While auditing the popular installer vercel-labs/skills, we saw several ways a bad actor can make the tool install something other than what the user thought they were installing.
In this post we walk through how the install pipeline works, the tricks we found, and show how the ecosystem might need of a change.
How skills integrate with your project
Skills sit in a flat directory tree, one folder per skill, named after the skill itself.
.claude/
└── skills/
├── find-skills/
│ ├── SKILL.md
│ └── ...
└── deep-research/
└── SKILL.mdMost users don't write skills from scratch.
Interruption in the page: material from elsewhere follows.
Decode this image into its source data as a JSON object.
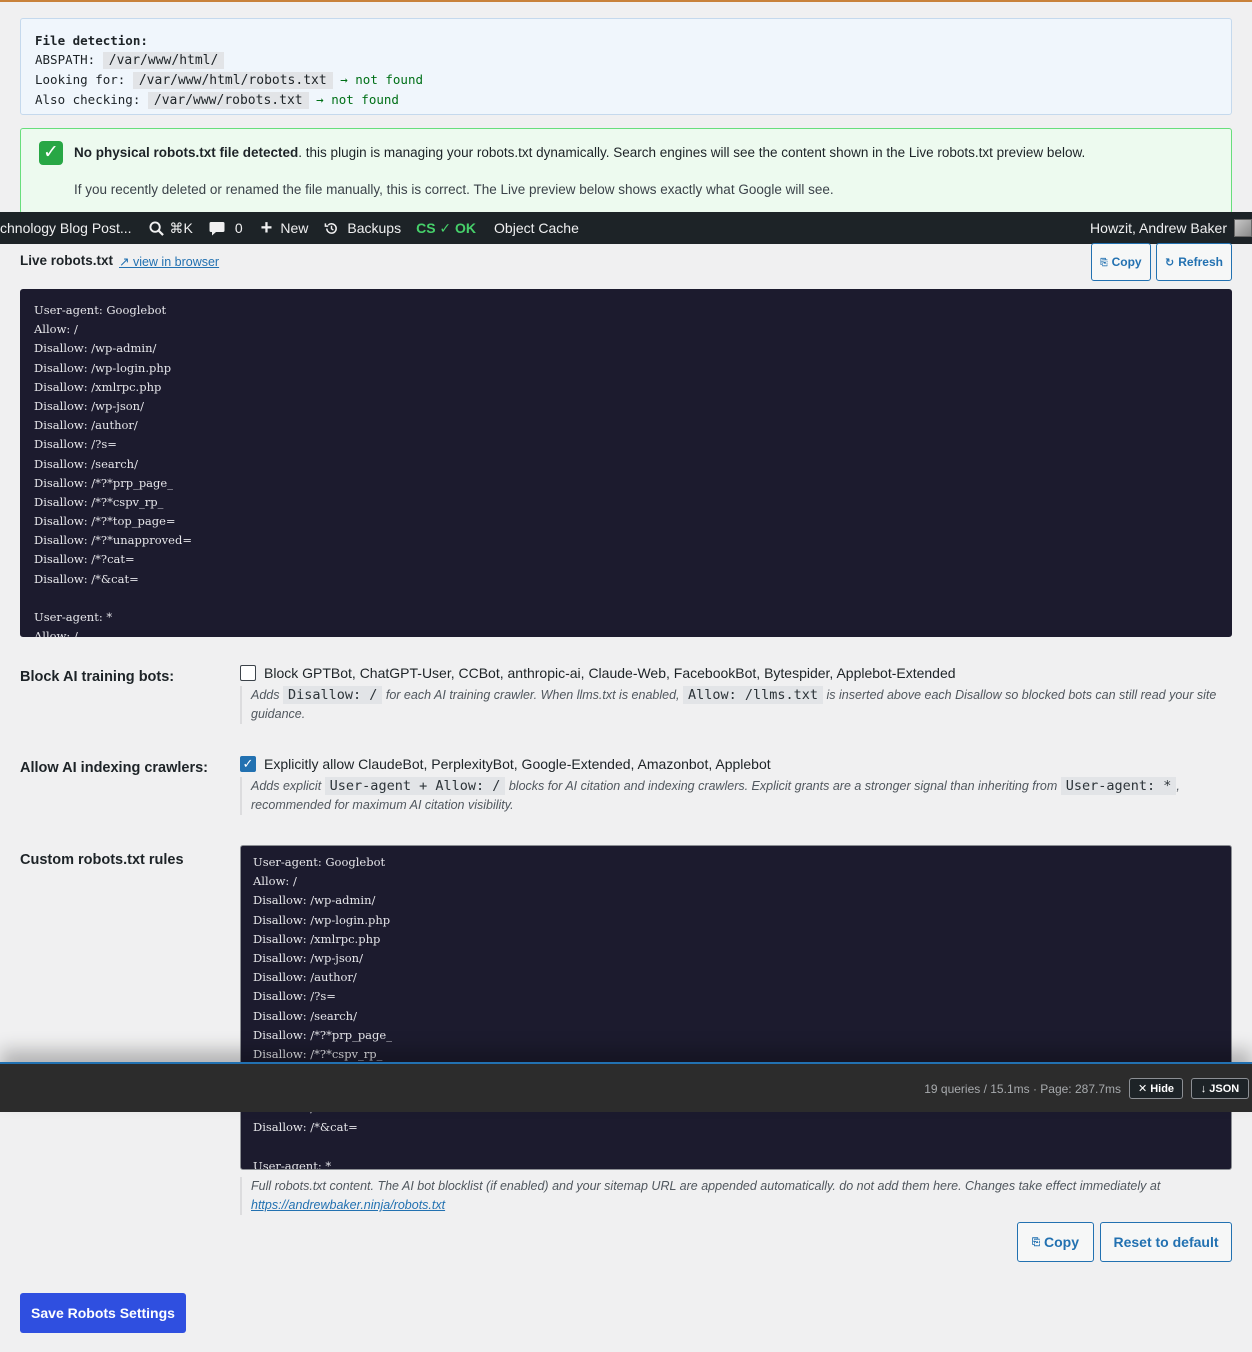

They install them through some packaging tool, one of which is the popular skills cli by vercel-labs (21K stars on GitHub, over 1 million npm downloads a week). It can be invoked as npx skills add <source> - point it at a GitHub repo, a local directory, or a website that serves a skill index, and it figures out the rest.
The CLI handles several jobs:
- Fetching the source.
- Reading all skill candidates, asking the user which ones to install (unless skipped via cmdline flags).
- Writing the files into the skills directory.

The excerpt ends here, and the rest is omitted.